Q and A with: Health-care execs Tom Collachio and Alyson Pitman Giles

Tom Collachio, president of Hanover-based Dartmouth-Hitchcock Clinic, and Alyson Pitman Giles, president and chief executive of CMC Healthcare System – parent company of Catholic Medical Center in Manchester – have been busy the last few months promoting an affiliation between their two organizations.The proposal has prompted protest from some members of the Manchester community who object to CMC – a Catholic hospital – joining forces with a non-Catholic institution.

Collachio and Giles, however, insist that the affiliation bears no resemblance to another failed attempt in the 1990s to merge CMC with Elliot Hospital into Optima Health – a deal that ultimately failed amid rancor and mistrust in Manchester.

A podcast of the entire interview is available at NHBRNetwork.com, under the “Audio” section (scroll down, on lower left).

Q. What led to the affiliation?

Giles: It started about 2002, out of necessity, really. We opened The Mom’s Place and only had one pediatrician. I met Dr. Steve Parris at that time, who was medical director of Dartmouth Hitchcock Clinic-Manchester. He got to know me, got to know Catholic Medical Center. It started very gradually, with midwives coming over and doing deliveries at CMC, pediatricians starting to cover our nursery and starting to talk to us about increasing the level of care in our nursery.

Incrementally, we started to improve the care in Manchester. We brought in two young, well-trained endocrinologists, we brought in an intensivist. We have hospitalists, we have neurologists, and probably the most obvious to the public is the Norris Cotton Cancer Center.

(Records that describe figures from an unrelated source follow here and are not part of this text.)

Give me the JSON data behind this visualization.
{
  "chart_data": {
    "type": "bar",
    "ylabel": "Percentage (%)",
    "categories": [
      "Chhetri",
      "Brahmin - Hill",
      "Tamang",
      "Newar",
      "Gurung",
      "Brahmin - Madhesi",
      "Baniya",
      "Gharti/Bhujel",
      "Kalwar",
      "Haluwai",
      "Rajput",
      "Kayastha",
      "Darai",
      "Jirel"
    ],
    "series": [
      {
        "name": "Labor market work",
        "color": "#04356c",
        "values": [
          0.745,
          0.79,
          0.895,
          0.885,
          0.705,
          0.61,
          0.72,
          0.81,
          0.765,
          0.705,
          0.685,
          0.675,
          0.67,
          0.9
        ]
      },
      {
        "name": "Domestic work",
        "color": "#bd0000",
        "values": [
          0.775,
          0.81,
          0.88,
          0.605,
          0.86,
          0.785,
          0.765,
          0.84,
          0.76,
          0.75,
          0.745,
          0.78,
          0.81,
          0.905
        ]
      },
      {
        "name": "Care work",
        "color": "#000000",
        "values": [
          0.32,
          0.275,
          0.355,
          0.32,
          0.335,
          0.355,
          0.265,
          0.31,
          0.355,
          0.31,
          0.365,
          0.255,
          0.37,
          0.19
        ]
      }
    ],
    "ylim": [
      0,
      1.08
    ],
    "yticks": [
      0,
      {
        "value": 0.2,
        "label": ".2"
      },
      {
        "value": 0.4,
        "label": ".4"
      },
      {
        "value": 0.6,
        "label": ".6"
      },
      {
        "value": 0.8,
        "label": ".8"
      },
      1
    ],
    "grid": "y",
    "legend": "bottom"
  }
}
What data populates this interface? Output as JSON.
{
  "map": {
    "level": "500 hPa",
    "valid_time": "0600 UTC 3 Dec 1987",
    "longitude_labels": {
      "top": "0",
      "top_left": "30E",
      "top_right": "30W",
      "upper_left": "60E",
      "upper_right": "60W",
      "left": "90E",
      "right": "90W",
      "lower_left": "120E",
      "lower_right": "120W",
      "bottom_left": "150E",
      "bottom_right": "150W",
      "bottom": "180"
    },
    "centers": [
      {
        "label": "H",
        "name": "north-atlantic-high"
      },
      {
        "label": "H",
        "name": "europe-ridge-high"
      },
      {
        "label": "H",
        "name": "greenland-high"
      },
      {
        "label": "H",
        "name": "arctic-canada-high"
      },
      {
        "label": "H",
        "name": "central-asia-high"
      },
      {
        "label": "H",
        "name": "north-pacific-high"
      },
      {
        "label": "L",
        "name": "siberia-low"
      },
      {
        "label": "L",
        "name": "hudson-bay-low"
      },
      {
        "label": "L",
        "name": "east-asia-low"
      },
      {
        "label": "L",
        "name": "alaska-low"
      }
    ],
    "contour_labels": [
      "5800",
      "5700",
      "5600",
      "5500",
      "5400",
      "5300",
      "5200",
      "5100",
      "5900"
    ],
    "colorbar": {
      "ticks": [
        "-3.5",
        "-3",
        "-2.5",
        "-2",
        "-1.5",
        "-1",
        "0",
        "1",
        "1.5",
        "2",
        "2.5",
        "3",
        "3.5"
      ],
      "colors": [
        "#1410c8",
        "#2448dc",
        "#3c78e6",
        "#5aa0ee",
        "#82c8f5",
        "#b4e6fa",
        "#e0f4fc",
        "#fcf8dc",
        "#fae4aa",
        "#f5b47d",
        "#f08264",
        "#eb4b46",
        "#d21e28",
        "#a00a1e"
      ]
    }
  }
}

We now have people getting infusion therapy that they’ve never been able to get before – ever – in Manchester.

Collachio: We began to realize we were getting to a point where the advantages of integration were becoming more and more apparent. We looked at the alternatives, and the one that made the most sense was one that allowed us each to remain who we were fundamentally – a Catholic hospital, with Catholic traditions, and a division of a multispecialty group practice with a very strong linkage to an academic medical center – and yet to have enough of a relationship that it met the requirements of federal and state regulators.

Q. What’s the difference between this deal and Optima?

Collachio: The most important difference is it’s not two hospitals – it’s a group of about 120 physicians and a hospital. We aren’t doing this for all the reasons that two hospitals in a community might choose to merge, which are to reduce duplication or to distribute programs.

Giles: Optima was a business deal. It wasn’t a mission deal, it wasn’t an access-to-health deal. We have a bishop with reserve powers, we’ve had a canon law attorney, we’ve had ethical reviews and we’re not planning on moving or merging anything.

Q. How are costs going to be affected by the affiliation?

Collachio: As we are able to reduce the variation in the care of patients and reduce hospital stays and reduce complications, that gradually reduces the overall costs of care and then allows the payers to begin to recognize that they don’t have to charge as high a premium to cover those populations. That’s the power of having an integrated group practice caring for patients – understanding how it is that they can manage the care of those patients.

Giles: I’ll give you an example. With the academic medical center link, we were able to bring in an intensivist into our ICU. In one year he put together ventilator protocols and reduced ventilator days and reduced the length of ICU stays by a significant amount. In one year, we saved $1.7 million with one guy who developed all these protocols and took care of all these patients.

Q. Dartmouth-Hitchcock has relationships with other hospitals around the state. Do you have plans to develop more?

Collachio: Dartmouth-Hitchcock sees New Hampshire as the population that it feels responsible for, and its focus is to create the healthiest population possible. So as a corporate entity, we will very purposefully move in those ways which we think will facilitate that. That does not mean that we imagine that there will be multiple hospitals that have the type of relationship that we have with CMC. There will be other types of relationships, because that’s how we can add value in different communities.